"Di" itu disambung apa dipisah sih? Emang, apa bedanya?Itulah yang pernah ditanyakan oleh seorang teman, tentang penggunaan kata/imbuhan "di". Kita juga sering melihat (atau bahkan menulis) kata-kata dalam kalimat status di Facebook atau Twitter seperti:
- didapur
- disawah
- dikantor
- dipelosok
Bahasa Indonesia yang kita kenal sekarang ini adalah bahasa tutur, bukan bahasa tulisan. Pada masa penjajahan pun, nenek moyang kita sudah bisa berbahasa Indonesia (waktu itu mungkin disebut Bahasa Melayu), tanpa harus bisa menulis. Bahkan mereka bisa berbalas pantun walaupun buta huruf.
Sayangnya, bahasa kita yang kaya, tidak didukung oleh adanya sistem aksara asli Indonesia. Zaman dulu kaum terpelajar di Nusantara menggunakan aksara lain seperti Arab, China, atau Jawi kuno. Saat itu sebenarnya sudah terdapat standarisasi aturan penulisan, setidaknya itu yang saya pernah lihat dalam kitab fiqih kuno milik Abah saya. Kitab itu menggunakan bahasa Melayu dan ditulis dengan huruf Arab 'gundul'.
Namun kita "terpaksa" menggunakan aksara latin setelah sistem pendidikan Belanja masuk ke negeri ini. Akhirnya sistem penulisan Bahasa Indonesia "terpaksa" (lagi) diatur oleh hanya satu pihak atau satu lembaga saja. Dan kita "dipaksa" menggunakan sistem tersebut melalui pelajaran Bahasa Indonesia yang saya pun banyak lupa. Kita pun jadi kesulitan mengaplikasikannya dalam tulisan, karena tidak diserap dari hasil budaya.
Tahukah anda bahwa kata "daring" (singkatan dari "dalam jaringan") dalam bahasa Indonesia adalah terjemahan dari kata bahasa Inggris "online"? Bahkan saya sendiri kurang sreg dengan kata "unduh" sebagai terjemahan dari kata "download" dan "unggah" dari kata "upload". Tidak semua orang di Indonesia paham arti kedua kata tersebut. Menurut saya, terjemahan dari kata "download" seharusnya "donlod", karena kita sudah terbiasa menyebutkannya seperti itu dan tinggal dikonversi menjadi tulisan.

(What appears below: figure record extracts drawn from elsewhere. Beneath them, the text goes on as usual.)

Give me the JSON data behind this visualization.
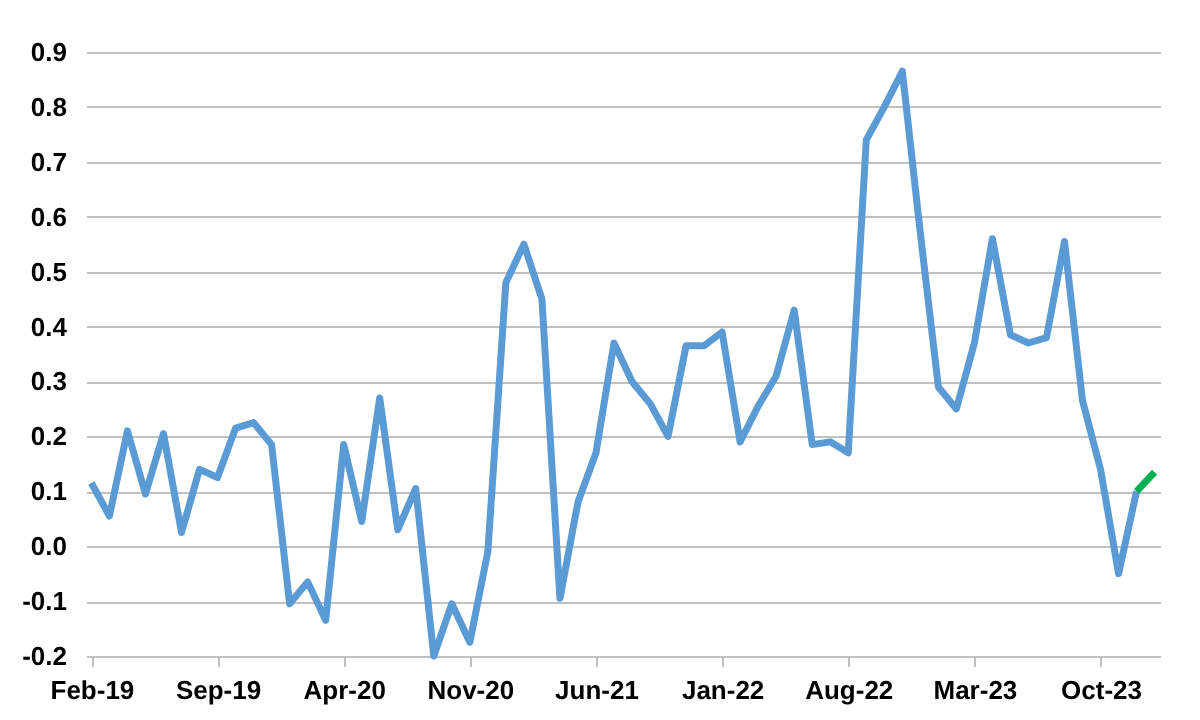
{
  "chart_data": {
    "type": "line",
    "categories": [
      "Feb-19",
      null,
      null,
      null,
      null,
      null,
      null,
      "Sep-19",
      null,
      null,
      null,
      null,
      null,
      null,
      "Apr-20",
      null,
      null,
      null,
      null,
      null,
      null,
      "Nov-20",
      null,
      null,
      null,
      null,
      null,
      null,
      "Jun-21",
      null,
      null,
      null,
      null,
      null,
      null,
      "Jan-22",
      null,
      null,
      null,
      null,
      null,
      null,
      "Aug-22",
      null,
      null,
      null,
      null,
      null,
      null,
      "Mar-23",
      null,
      null,
      null,
      null,
      null,
      null,
      "Oct-23",
      null,
      null,
      null
    ],
    "series": [
      {
        "color": "#5b9bd5",
        "values": [
          0.115,
          0.055,
          0.21,
          0.095,
          0.205,
          0.025,
          0.14,
          0.125,
          0.215,
          0.225,
          0.185,
          -0.105,
          -0.065,
          -0.135,
          0.185,
          0.045,
          0.27,
          0.03,
          0.105,
          -0.2,
          -0.105,
          -0.175,
          -0.01,
          0.48,
          0.55,
          0.45,
          -0.095,
          0.08,
          0.17,
          0.37,
          0.3,
          0.26,
          0.2,
          0.365,
          0.365,
          0.39,
          0.19,
          0.255,
          0.31,
          0.43,
          0.185,
          0.19,
          0.17,
          0.74,
          0.8,
          0.865,
          0.57,
          0.29,
          0.25,
          0.37,
          0.56,
          0.385,
          0.37,
          0.38,
          0.555,
          0.265,
          0.14,
          -0.05,
          0.1,
          null
        ]
      },
      {
        "color": "#00b050",
        "values": [
          null,
          null,
          null,
          null,
          null,
          null,
          null,
          null,
          null,
          null,
          null,
          null,
          null,
          null,
          null,
          null,
          null,
          null,
          null,
          null,
          null,
          null,
          null,
          null,
          null,
          null,
          null,
          null,
          null,
          null,
          null,
          null,
          null,
          null,
          null,
          null,
          null,
          null,
          null,
          null,
          null,
          null,
          null,
          null,
          null,
          null,
          null,
          null,
          null,
          null,
          null,
          null,
          null,
          null,
          null,
          null,
          null,
          null,
          0.1,
          0.135
        ]
      }
    ],
    "ylim": [
      -0.2,
      0.9
    ],
    "yticks": [
      -0.2,
      -0.1,
      {
        "value": 0,
        "label": "0.0"
      },
      0.1,
      0.2,
      0.3,
      0.4,
      0.5,
      0.6,
      0.7,
      0.8,
      0.9
    ],
    "grid": "y",
    "marker": "none",
    "line_style": "solid"
  }
}
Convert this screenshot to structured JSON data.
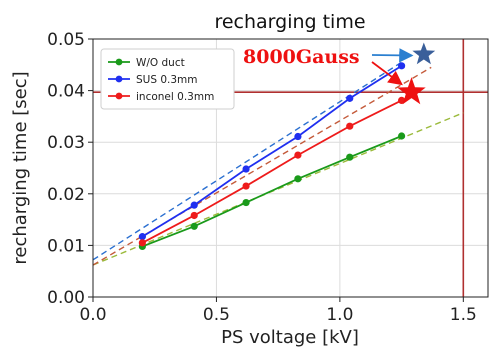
{
  "chart_data": {
    "type": "line",
    "title": "recharging time",
    "xlabel": "PS voltage [kV]",
    "ylabel": "recharging time [sec]",
    "xlim": [
      0.0,
      1.6
    ],
    "ylim": [
      0.0,
      0.05
    ],
    "xticks": [
      "0.0",
      "0.5",
      "1.0",
      "1.5"
    ],
    "yticks": [
      "0.00",
      "0.01",
      "0.02",
      "0.03",
      "0.04",
      "0.05"
    ],
    "grid": true,
    "legend_position": "top-left",
    "series": [
      {
        "name": "W/O duct",
        "color": "#1a9a1a",
        "x": [
          0.2,
          0.41,
          0.62,
          0.83,
          1.04,
          1.25
        ],
        "y": [
          0.0098,
          0.0137,
          0.0183,
          0.0229,
          0.0271,
          0.0312
        ],
        "fit_x": [
          0.0,
          1.5
        ],
        "fit_y": [
          0.0062,
          0.0357
        ],
        "fit_color": "#9aba3a"
      },
      {
        "name": "SUS 0.3mm",
        "color": "#1f2ff0",
        "x": [
          0.2,
          0.41,
          0.62,
          0.83,
          1.04,
          1.25
        ],
        "y": [
          0.0117,
          0.0178,
          0.0248,
          0.0311,
          0.0385,
          0.0448
        ],
        "fit_x": [
          0.0,
          1.25
        ],
        "fit_y": [
          0.0072,
          0.0455
        ],
        "fit_color": "#2a6fd0"
      },
      {
        "name": "inconel 0.3mm",
        "color": "#ee1b1b",
        "x": [
          0.2,
          0.41,
          0.62,
          0.83,
          1.04,
          1.25
        ],
        "y": [
          0.0105,
          0.0158,
          0.0215,
          0.0275,
          0.0331,
          0.0381
        ],
        "fit_x": [
          0.0,
          1.37
        ],
        "fit_y": [
          0.0062,
          0.0445
        ],
        "fit_color": "#c45a3a"
      }
    ],
    "reference_lines": {
      "horizontal_y": 0.0397,
      "vertical_x": 1.5,
      "color": "#b03030"
    },
    "annotations": [
      {
        "text": "8000Gauss",
        "color": "#ee1111",
        "stars": [
          {
            "x": 1.34,
            "y": 0.047,
            "color": "#3a5f9a"
          },
          {
            "x": 1.29,
            "y": 0.0397,
            "color": "#ee1111"
          }
        ]
      }
    ]
  }
}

Huruf latin menurut saya bisa digunakan dengan baik oleh masyarakat yang memiliki sejarah panjang di bidang tulis-menulis. Tata bahasa mereka pun adalah hasil budaya yang kemudian diserap ke dalam sistem bahasa resmi. Dan... bla... bla... bla... (Ngomong apa sih nih orang?)
Well, kembali ke lap... pot! (kata Hannah)
Intinya... Perhatikan kalimat-kalimat berikut ini.
Delapan pemuda yang berdomisili di Serang itu, diserang oleh sekelompok orang tak dikenal.Dalam kalimat di atas kita menemukan dua macam "di". Yang pertama adalah untuk menjunjukkan suatu lokasi, yaitu kota Serang. Oleh karena itu harus dipisah antara "di" dan "Serang". Inilah yang disebut kata depan atau preposisi. Jadi daftar penulisan pada awal tulisan ini seharusnya: "di dapur", "di sawah", "di kantor" dan "di pelosok".
Sedangkan yang kedua adalah bentuk kata kerja pasif (kalau aktif jadi: "menyerang") yang menggunakan imbuhan berupa awalan "di". Imbuhan terdiri dari awalan (contoh: ber-, di-, me-), sisipan dan akhiran (contoh: -an, -kan).
Perbedaan ini mungkin bukan hal penting bagi kita yang sudah mengenal bahasa Indonesia sejak kecil. Namun akan jadi masalah bagi orang yang baru belajar bahasa Indonesia. Misalnya penulisan kata "di bacok". Pembaca yang baru bisa berbahasa Indonesia mungkin akan mengira "bacok" adalah sebutan suatu tempat.
Saya sendiri sih enggak fanatik banget sama bahasa Indonesia. Tapi, percayalah, jika kita berusaha untuk membiasakan diri untuk menulis dalam Bahasa Indonesia yang sesuai aturan, akan memudahkan kita mempelajari bahasa lainnya, kecuali bahasa binatang mungkin.